Kurgu gibi görünse de senaryoyu oluşturan ve diziyi yayımlayanların ülke gündemiyle ilgili ahkam kestikleri" öne sürülen dilekçede, şunlar kaydedildi: "Şüphelilerden Fethullah Gülen müvekkilim hakkında sürekli suç duyurusunda bulunan ve kendisi ile husumet yaşayan ilgili örgütün lideridir. Son günlerde sosyal medyada dolaşan birtakım ses kayıtlarında Karanlık Kurul diyaloglarına ilişkin dizisinin senaryosuna kendisinin onay verdiği ayyuka çıkmıştır. Bu tapelerin ilgili soruşturma dosyasından, mevcut dosyaya delil olarak eklenmesi gerekmektedir. Şüphelinin müvekkilimize yönelik hasmane tavrı izahtan varestedir.

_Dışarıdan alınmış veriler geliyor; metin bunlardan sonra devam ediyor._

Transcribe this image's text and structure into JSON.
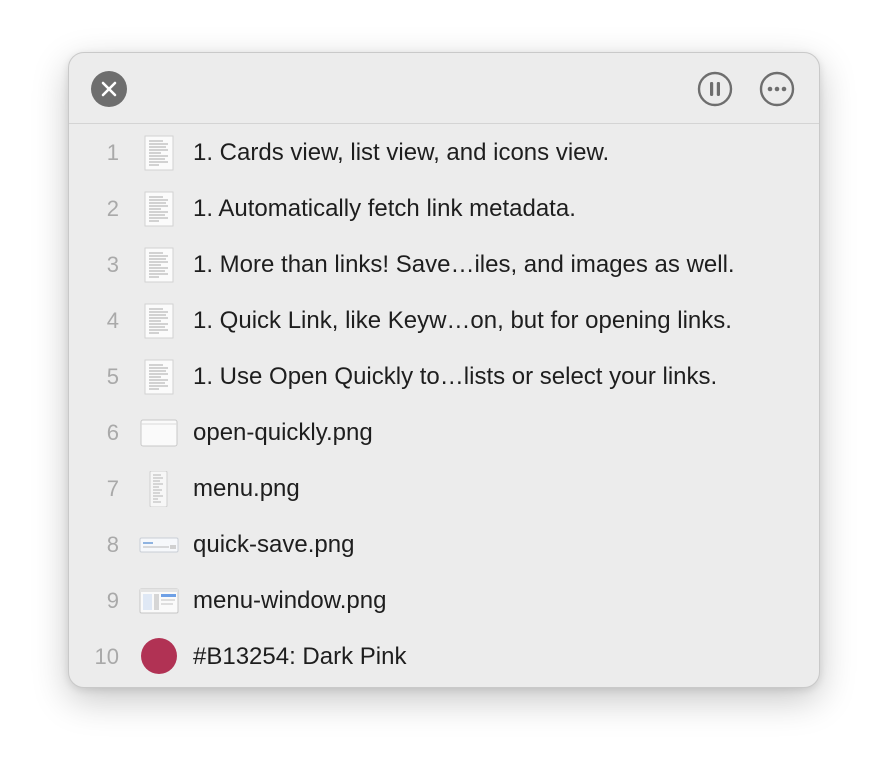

Bu nedenle Fetullah Gülen, müvekkilimizin hedef gösterilmesine, kişilik haklarına ağır ve haksız saldırıda bulunulmasına onay vermiştir."
'AMAÇ TOPLUM GÖZÜNDE BENİ KÜÇÜK DÜŞÜRMEK'
Sevilay Yükselir, kanala ve Gülen'e açtığı dava hakkında şu açıklamayı yaptı: "Bir gazeteci olarak son dönemde yaptığım yayınlar ve yazılarım nedeniyle sürekli olarak Cemaat medyası ve onun sosyal medyadaki uzantıları tarafından ağır eleştirilere uğradığımı herkes görüyor. Bunların üstüne örgüt lideri Fethullah Gülen de birçok köşe yazım nedeniyle hakkımda şikâyetçi oldu. Söz konusu şahıs ve ona bağlı yayın organları bu hareketleri ile beni yıldıracaklarını ve sindireceklerini sandılar. Ben hakaret olmaması koşuluyla her tür eleştiriye saygı duyan, bu eleştirileri işin bir gereği olarak kabul eden bir yazarım. Ancak ülkeyi kaosa sürüklemeyi hedef olarak belirlemiş bu güruh, son dönemde eleştiri sınırını fersah fersah aşarak, olayı ağır hakarete taşımaya başladı. Özellikle Şefkat Tepe dizisinde Karanlık Kurul adındaki sözde yapıda sürekli şekilde adım zikredilmeksizin ancak herkesin bahsedilen kişinin ben olduğumu anlayacağı şekilde yayınlar yapıldı. Bu yayınlarda kişilik haklarım ve itibarım hedef alındı, buradaki amacın beni toplum nezdinde küçük düşürmek olduğu herkesçe bilinmektedir. Son yayınlarda ise malzeme bulamayınca, benim üzerimden hükümetin yıpratılmaya çalışıldığı, bağımsız gazetecilik anlayışımın sorgulanmaya çalışıldığını tespit ettim.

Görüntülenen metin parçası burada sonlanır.